The statement, "This product may be unlawful outside of the State of Ohio;"
If the product is not of plant form material, there should be the following details included: date of product manufacture, list of all ingredients including allergens, and a statement saying, "Caution: When eaten or swallowed, the effects and impairment caused by this drug may be delayed."
Medical cannabis should be in a child-resistant container. All patient records who received the containers shall be kept for a minimum of three years. When being handed over to the qualified patient, the container should be placed inside an opaque bag for proper concealment.
Dispensaries can only operate between 7 am - 9 am ET. There should be at least 2 employees present at the dispensary facility during operational hours. In the event that the dispensary decides to close for more than two days, the license holder shall notify the State Board of Pharmacy.
No. Under H.B. 523, the MMCP prohibits the delivery of medical cannabis to a patient in Delaware County, even medical marijuana cardholders. However, registered caregivers are permitted to deliver medical marijuana to their registered patients. Moreover, medical cannabis delivery is also limited to and from licensed facilities. The transport vehicles used should be from a licensed transporter under the Department of Commerce.
A patient shall first get a medical assessment from a certified registered physician who can recommend medical marijuana. The physician will then create the patient’s profile in the Patient and Caregiver Registry requiring the patient’s valid government identification card. As of February 18, 2022, below are the medical conditions that are accepted to participate in Ohio’s medical marijuana program:
Traumatic brain injury
Spinal cord disease or injury
Sickle cell anemia
post-traumatic stress disorder
Positive status for HIV
Chronic or intractable pain
Inflammatory bowel disease
Chronic traumatic encephalopathy
Amyotrophic lateral sclerosis
Registered patients and caregivers are expected to pay a yearly registration fee of $50 for patients and $25 for caregivers. Registration fees for indigent or veterans are reduced to 50%. They are only required to present the necessary documentation needed found here.
Upon taking a look at the historical sales data of MMCP, prior to the legalization of medical cannabis in the State of Ohio (September 18, 2016), an increase in the sales of marijuana products can be seen from April 30, 2019, which amounted to $5.2 million in medical marijuana product sales earning the state $36,796 in revenue. As of March 2023, the recent data available showed that on March 26, 2023, the total amount of medical marijuana product sales amounted to $1,247,823,002 earning the state $9,674,250 in revenue.
According to the Ohio State University, there is no special tax imposed on medical cannabis purchases. Qualified patients are, however, subject to a regular state tax of 5.25% and a local sales tax of 0.25-2.25%.
It was on September 2016 when medical cannabis was legalized in the State of Ohio.
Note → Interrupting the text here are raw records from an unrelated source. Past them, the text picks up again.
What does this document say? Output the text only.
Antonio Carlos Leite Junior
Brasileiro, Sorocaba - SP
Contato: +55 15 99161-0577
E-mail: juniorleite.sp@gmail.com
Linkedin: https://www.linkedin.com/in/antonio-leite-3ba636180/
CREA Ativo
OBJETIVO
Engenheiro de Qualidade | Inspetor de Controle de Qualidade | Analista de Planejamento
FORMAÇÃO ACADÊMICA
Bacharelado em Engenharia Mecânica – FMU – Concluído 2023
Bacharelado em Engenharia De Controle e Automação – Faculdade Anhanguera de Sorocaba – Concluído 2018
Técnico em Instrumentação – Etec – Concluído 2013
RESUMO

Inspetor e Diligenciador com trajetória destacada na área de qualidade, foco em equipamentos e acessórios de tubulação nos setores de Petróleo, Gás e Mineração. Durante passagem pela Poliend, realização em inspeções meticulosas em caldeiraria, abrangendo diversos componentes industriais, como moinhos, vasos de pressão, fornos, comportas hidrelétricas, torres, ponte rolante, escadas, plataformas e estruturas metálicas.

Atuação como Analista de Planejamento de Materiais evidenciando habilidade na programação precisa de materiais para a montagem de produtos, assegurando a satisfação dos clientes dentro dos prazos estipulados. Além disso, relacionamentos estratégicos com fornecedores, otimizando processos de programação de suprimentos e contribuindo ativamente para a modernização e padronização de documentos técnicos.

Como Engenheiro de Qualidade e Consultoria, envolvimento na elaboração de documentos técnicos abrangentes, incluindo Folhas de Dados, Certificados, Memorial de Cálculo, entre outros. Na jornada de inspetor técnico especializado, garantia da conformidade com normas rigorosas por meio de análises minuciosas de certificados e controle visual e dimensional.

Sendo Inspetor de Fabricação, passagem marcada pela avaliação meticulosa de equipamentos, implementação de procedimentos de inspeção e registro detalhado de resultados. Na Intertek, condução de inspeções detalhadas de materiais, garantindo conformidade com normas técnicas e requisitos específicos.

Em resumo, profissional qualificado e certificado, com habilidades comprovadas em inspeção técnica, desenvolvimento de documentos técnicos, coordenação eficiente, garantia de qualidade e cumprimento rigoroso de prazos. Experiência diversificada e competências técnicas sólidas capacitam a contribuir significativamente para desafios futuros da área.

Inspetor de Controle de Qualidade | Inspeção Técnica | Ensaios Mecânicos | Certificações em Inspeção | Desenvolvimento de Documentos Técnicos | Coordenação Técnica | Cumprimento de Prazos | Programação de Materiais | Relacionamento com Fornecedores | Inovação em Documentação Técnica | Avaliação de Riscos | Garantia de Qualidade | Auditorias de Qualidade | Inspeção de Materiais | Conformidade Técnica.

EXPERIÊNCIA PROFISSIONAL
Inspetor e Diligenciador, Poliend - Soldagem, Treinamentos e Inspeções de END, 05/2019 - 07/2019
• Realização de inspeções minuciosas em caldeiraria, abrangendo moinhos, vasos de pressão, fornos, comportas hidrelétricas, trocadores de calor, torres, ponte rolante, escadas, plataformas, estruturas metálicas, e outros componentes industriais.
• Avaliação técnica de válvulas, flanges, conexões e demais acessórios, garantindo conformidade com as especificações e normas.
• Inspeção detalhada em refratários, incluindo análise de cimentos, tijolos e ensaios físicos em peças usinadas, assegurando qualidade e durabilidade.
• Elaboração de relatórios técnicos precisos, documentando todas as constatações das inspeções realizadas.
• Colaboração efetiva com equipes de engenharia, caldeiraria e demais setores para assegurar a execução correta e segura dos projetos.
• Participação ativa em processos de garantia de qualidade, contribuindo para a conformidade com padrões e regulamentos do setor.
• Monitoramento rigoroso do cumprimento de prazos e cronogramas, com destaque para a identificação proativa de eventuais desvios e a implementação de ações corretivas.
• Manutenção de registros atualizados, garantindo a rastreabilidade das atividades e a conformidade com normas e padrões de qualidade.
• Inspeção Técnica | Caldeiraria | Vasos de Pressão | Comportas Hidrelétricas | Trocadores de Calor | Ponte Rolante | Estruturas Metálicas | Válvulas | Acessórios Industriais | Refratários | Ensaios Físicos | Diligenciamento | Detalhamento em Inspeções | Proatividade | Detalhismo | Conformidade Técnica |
Before this, the use and possession of cannabis were illegal and punishable by law.
The data below are based on the available records found on the FBI’s crime explorer under the Delaware County Sheriff’s Office
|Arrest for Marijuana Possession||36||87||104||77||28|
|Arrest for Selling of Marijuana||0||3||1||0||0|
|Driving Under the Influence||42||43||38||53||48|
According to the data collected, it is clear that the rate of arrest for marijuana possession increased despite the legalization of medical marijuana in 2016. In fact, the rate peaked in 2018 before slowly declining from 2019 to 2020.